Publicado por dolphin.s em setembro 17, 2003 01:32 PM
Comentários

Saramago introduz o "Evangelho segundo Jesus Cristo" com as seguintes palavras de Lucas (1,1-4):

"Já que muitos empreenderam compor uma narração dos factos que entre nós se consumaram, como no-los transmitiram os que desde o princípio foram testemunhas oculares e se tornaram servidores da Palavra, resolvi eu também, depois de tudo ter investigado cuidadosamente desde a origem, expor-tos por escrito e pela sua ordem, ilustre Teófilo, a fim de que reconheças a solidez da doutrina em que foste instruído."
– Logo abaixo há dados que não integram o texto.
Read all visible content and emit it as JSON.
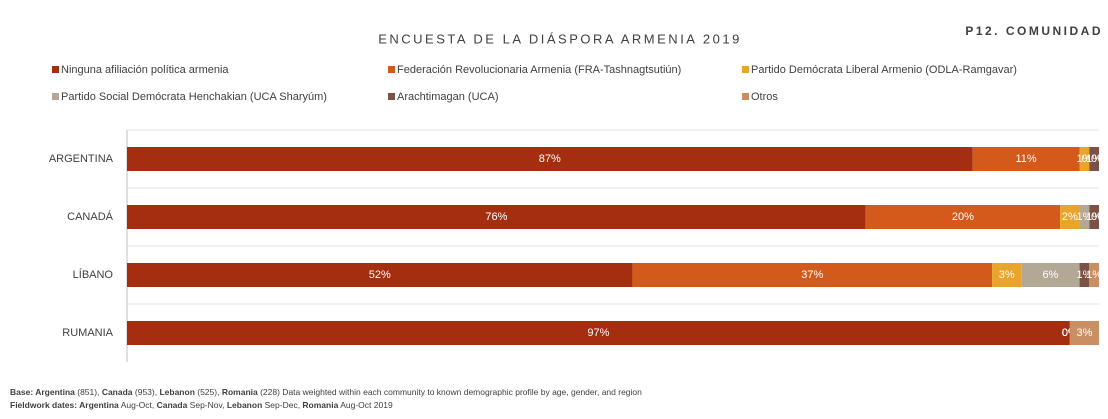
{
  "chart_data": {
    "type": "stacked_barh",
    "title": "ENCUESTA DE LA DIÁSPORA ARMENIA 2019",
    "subtitle": "P12. COMUNIDAD",
    "categories": [
      "ARGENTINA",
      "CANADÁ",
      "LÍBANO",
      "RUMANIA"
    ],
    "xlim": [
      0,
      100
    ],
    "series": [
      {
        "name": "Ninguna afiliación política armenia",
        "color": "#a52e10",
        "values": [
          87,
          76,
          52,
          97
        ],
        "value_labels": [
          "87%",
          "76%",
          "52%",
          "97%"
        ]
      },
      {
        "name": "Federación Revolucionaria Armenia (FRA-Tashnagtsutiún)",
        "color": "#d45a1c",
        "values": [
          11,
          20,
          37,
          0
        ],
        "value_labels": [
          "11%",
          "20%",
          "37%",
          "0%"
        ]
      },
      {
        "name": "Partido Demócrata Liberal Armenio (ODLA-Ramgavar)",
        "color": "#e9a42b",
        "values": [
          1,
          2,
          3,
          0
        ],
        "value_labels": [
          "1%",
          "2%",
          "3%",
          "0%"
        ]
      },
      {
        "name": "Partido Social Demócrata Henchakian (UCA Sharyúm)",
        "color": "#b3a796",
        "values": [
          0,
          1,
          6,
          0
        ],
        "value_labels": [
          "0%",
          "1%",
          "6%",
          "0%"
        ]
      },
      {
        "name": "Arachtimagan (UCA)",
        "color": "#7b5245",
        "values": [
          1,
          1,
          1,
          0
        ],
        "value_labels": [
          "1%",
          "1%",
          "1%",
          "0%"
        ]
      },
      {
        "name": "Otros",
        "color": "#c98f62",
        "values": [
          0,
          0,
          1,
          3
        ],
        "value_labels": [
          "0%",
          "0%",
          "1%",
          "3%"
        ]
      }
    ],
    "footnotes": [
      [
        {
          "text": "Base: ",
          "bold": true
        },
        {
          "text": "Argentina",
          "bold": true
        },
        {
          "text": " (851), ",
          "bold": false
        },
        {
          "text": "Canada",
          "bold": true
        },
        {
          "text": " (953), ",
          "bold": false
        },
        {
          "text": "Lebanon",
          "bold": true
        },
        {
          "text": "  (525), ",
          "bold": false
        },
        {
          "text": "Romania",
          "bold": true
        },
        {
          "text": " (228) Data weighted within each community to known demographic profile by age, gender, and region",
          "bold": false
        }
      ],
      [
        {
          "text": "Fieldwork dates: Argentina",
          "bold": true
        },
        {
          "text": " Aug-Oct, ",
          "bold": false
        },
        {
          "text": "Canada",
          "bold": true
        },
        {
          "text": " Sep-Nov,  ",
          "bold": false
        },
        {
          "text": "Lebanon",
          "bold": true
        },
        {
          "text": " Sep-Dec, ",
          "bold": false
        },
        {
          "text": "Romania",
          "bold": true
        },
        {
          "text": " Aug-Oct 2019",
          "bold": false
        }
      ]
    ]
  }
}
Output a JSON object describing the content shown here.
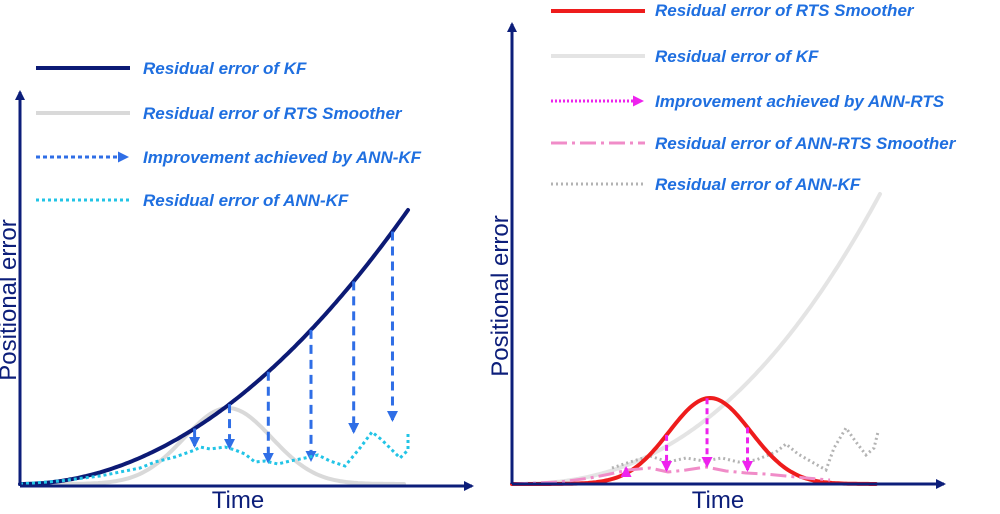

Com Nietzsche estamos, certamente depois de sobre tudo muito ter pensado desde a origem, perante o esforço para que reconheçamos a fragilidade da doutrina em que fomos (temos sido)instruídos.

Termina Saramago da seguinte forma o livro supra-citado:

"Jesus morre, morre, e já o vai deitando a vida, quando de súbito o céu por cima da sua cabeça se abre de par em par e Deus aparece, vestido como estivera na barca, e a sua voz ressoa por toda a terra, dizendo, Tu és o meu Filho muito amado, em ti pus toda a minha complacência. Então Jesus compreendeu que viera trazido ao engano como se leva o cordeiro ao sacrifício, que a sua vida fora traçada para morrer assim desde o princípio dos princípios, e, subindo-lhe à lembrança o rio de sangue e de sofrimento que do seu lado irá nascer e alargar toda a terra, clamou para o céu onde Deus sorria, Homens, perdoai-lhe, porque ele não sabe o que fez."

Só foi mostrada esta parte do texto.